There are a lot of wedding industry workshops and retreats out there (some great, some not-so-great), designed to inspire and re-ignite your passion for your business.  When what you need is relaxation, reflection and renewed focus, though, a well-planned solo retreat can make all the difference in the world.

For the past few years, I’ve taken this kind of solo retreat (with the support of my awesome husband Evan) once a year, and it’s done wonders for me.  Of course my initial purpose is always “me time,” something I get little of given that I have two preschoolers to chase and an extremely active business to operate.  But since my business is so much of who “me” is, these retreats definitely take on a theme of strategic planning and organization, along with the pampering.

Because my retreats usually have at least some business planning purpose, that’s the tone of this article, too.  Surely everyone knows how to make the most of pampering time!

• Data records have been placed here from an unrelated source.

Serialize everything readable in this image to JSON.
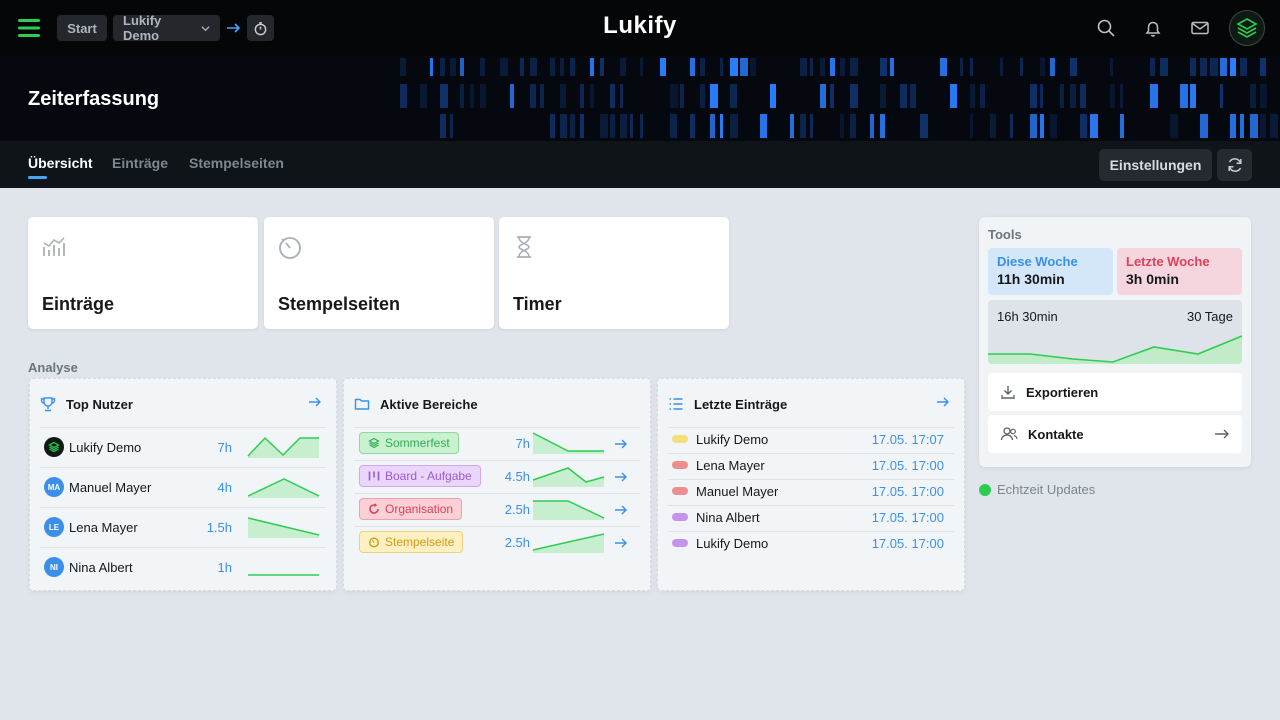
{
  "app": {
    "brand": "Lukify"
  },
  "topbar": {
    "breadcrumb_start": "Start",
    "breadcrumb_workspace": "Lukify Demo"
  },
  "hero": {
    "title": "Zeiterfassung"
  },
  "tabs": [
    {
      "label": "Übersicht",
      "active": true
    },
    {
      "label": "Einträge",
      "active": false
    },
    {
      "label": "Stempelseiten",
      "active": false
    }
  ],
  "actions": {
    "settings_label": "Einstellungen"
  },
  "cards": [
    {
      "label": "Einträge",
      "icon": "chart-icon"
    },
    {
      "label": "Stempelseiten",
      "icon": "stopwatch-icon"
    },
    {
      "label": "Timer",
      "icon": "hourglass-icon"
    }
  ],
  "analysis": {
    "label": "Analyse",
    "top_users": {
      "title": "Top Nutzer",
      "rows": [
        {
          "initials": "",
          "name": "Lukify Demo",
          "value": "7h"
        },
        {
          "initials": "MA",
          "name": "Manuel Mayer",
          "value": "4h"
        },
        {
          "initials": "LE",
          "name": "Lena Mayer",
          "value": "1.5h"
        },
        {
          "initials": "NI",
          "name": "Nina Albert",
          "value": "1h"
        }
      ]
    },
    "active_areas": {
      "title": "Aktive Bereiche",
      "rows": [
        {
          "label": "Sommerfest",
          "value": "7h",
          "color": "#2fae57"
        },
        {
          "label": "Board - Aufgabe",
          "value": "4.5h",
          "color": "#9b59d6"
        },
        {
          "label": "Organisation",
          "value": "2.5h",
          "color": "#e0405a"
        },
        {
          "label": "Stempelseite",
          "value": "2.5h",
          "color": "#d49a12"
        }
      ]
    },
    "last_entries": {
      "title": "Letzte Einträge",
      "rows": [
        {
          "name": "Lukify Demo",
          "date": "17.05. 17:07",
          "color": "#f3df7a"
        },
        {
          "name": "Lena Mayer",
          "date": "17.05. 17:00",
          "color": "#ee8f8f"
        },
        {
          "name": "Manuel Mayer",
          "date": "17.05. 17:00",
          "color": "#ee8f8f"
        },
        {
          "name": "Nina Albert",
          "date": "17.05. 17:00",
          "color": "#c592ec"
        },
        {
          "name": "Lukify Demo",
          "date": "17.05. 17:00",
          "color": "#c592ec"
        }
      ]
    }
  },
  "tools": {
    "title": "Tools",
    "this_week": {
      "label": "Diese Woche",
      "value": "11h 30min"
    },
    "last_week": {
      "label": "Letzte Woche",
      "value": "3h 0min"
    },
    "summary": {
      "total": "16h 30min",
      "days": "30 Tage"
    },
    "export_label": "Exportieren",
    "contacts_label": "Kontakte"
  },
  "realtime": {
    "label": "Echtzeit Updates"
  },
  "colors": {
    "accent": "#3b8fe8",
    "success": "#2ecc52",
    "dark": "#050607"
  }
}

Here’s how I recommend planning a solo business retreat:

  • Decide what you find relaxing.  For me, it’s holing up in a nice hotel room and not leaving for as long as possible — I order room service instead of venturing out, I put the “do not disturb” sign on the door for the entire time I’m there, and I sleep like crazy between my planning sessions.  For other people, that would be a nightmare.  Those people might prefer a place where they can get out for long walks, visit restaurants and coffee shops, and mix with other people.  The key here is to define what setting will make you feel the most relaxed and centered, and to allow yourself enough space and time to reflect.
  • Book the most comfortable spot you can.  Again, what defines comfortable varies, but make sure it’s a place where you have the amenities you need and can eat well and sleep soundly.  If you’re constantly having to worry about things you need and don’t have, you won’t get the most of of the experience.
  • Identify your purpose.  Are you looking to set your business goals for the next month?  The next year?  Is there a problem you want to solve?  Are you hoping to redefine your company’s identity in some way?  Knowing what you’re hoping to accomplish is key in actually getting there.  Also, keeping your focus narrow is always a good idea — if you get everything done early, that’s all the more time to relax, but if you overwhelm yourself you’ll end the retreat feeling just as harried as before you began.
  • Gather your resources.  Again, keep your purpose in mind.  Maybe your reading material will include books on organization and time management, or on branding, or on managing other people.  I usually try to avoid being “connected” as much as possible on these retreats, but I have occasionally brought a laptop or iPad with a list of bookmarked URLs to review (usually blog posts, eBooks and the like).  The key is just to be able to focus on what you’re there to accomplish, not to fall into the trap of mindless clicking like we all tend to do all the time.  Be sure, also, to bring a notebook and pens — you’ll undoubtedly want to brainstorm, make lists, and/or sketch your ideas.
  • Set a tentative schedule.  No, you’re not punching a clock — but having idea of what you might want to read/write/focus on each day (or each half-day) will go a long way toward keeping your retreat on track.  You might decide that, after check-in, you want to do a “brain dump” and list out all the tasks, projects, issues, concerns, fears, ideas and everything else in your head.  The next morning, you may dive into a business book or read a set of blog posts.  The following afternoon, you might begin brainstorming some goals or writing new website copy.
  • Keep things balanced.  Ensure you’re allowing enough time to rest and “zone out” — something most business owners don’t get to do very often.  It’s great if your business planning gets on a roll, but don’t overdo it.  You want to come out of your retreat with a sense of balance and peace.
  • Have an exit plan.  Toward the end of your retreat, take time to review what you’ve accomplished and define your next steps.  What will you do with your new ideas, plans and goals?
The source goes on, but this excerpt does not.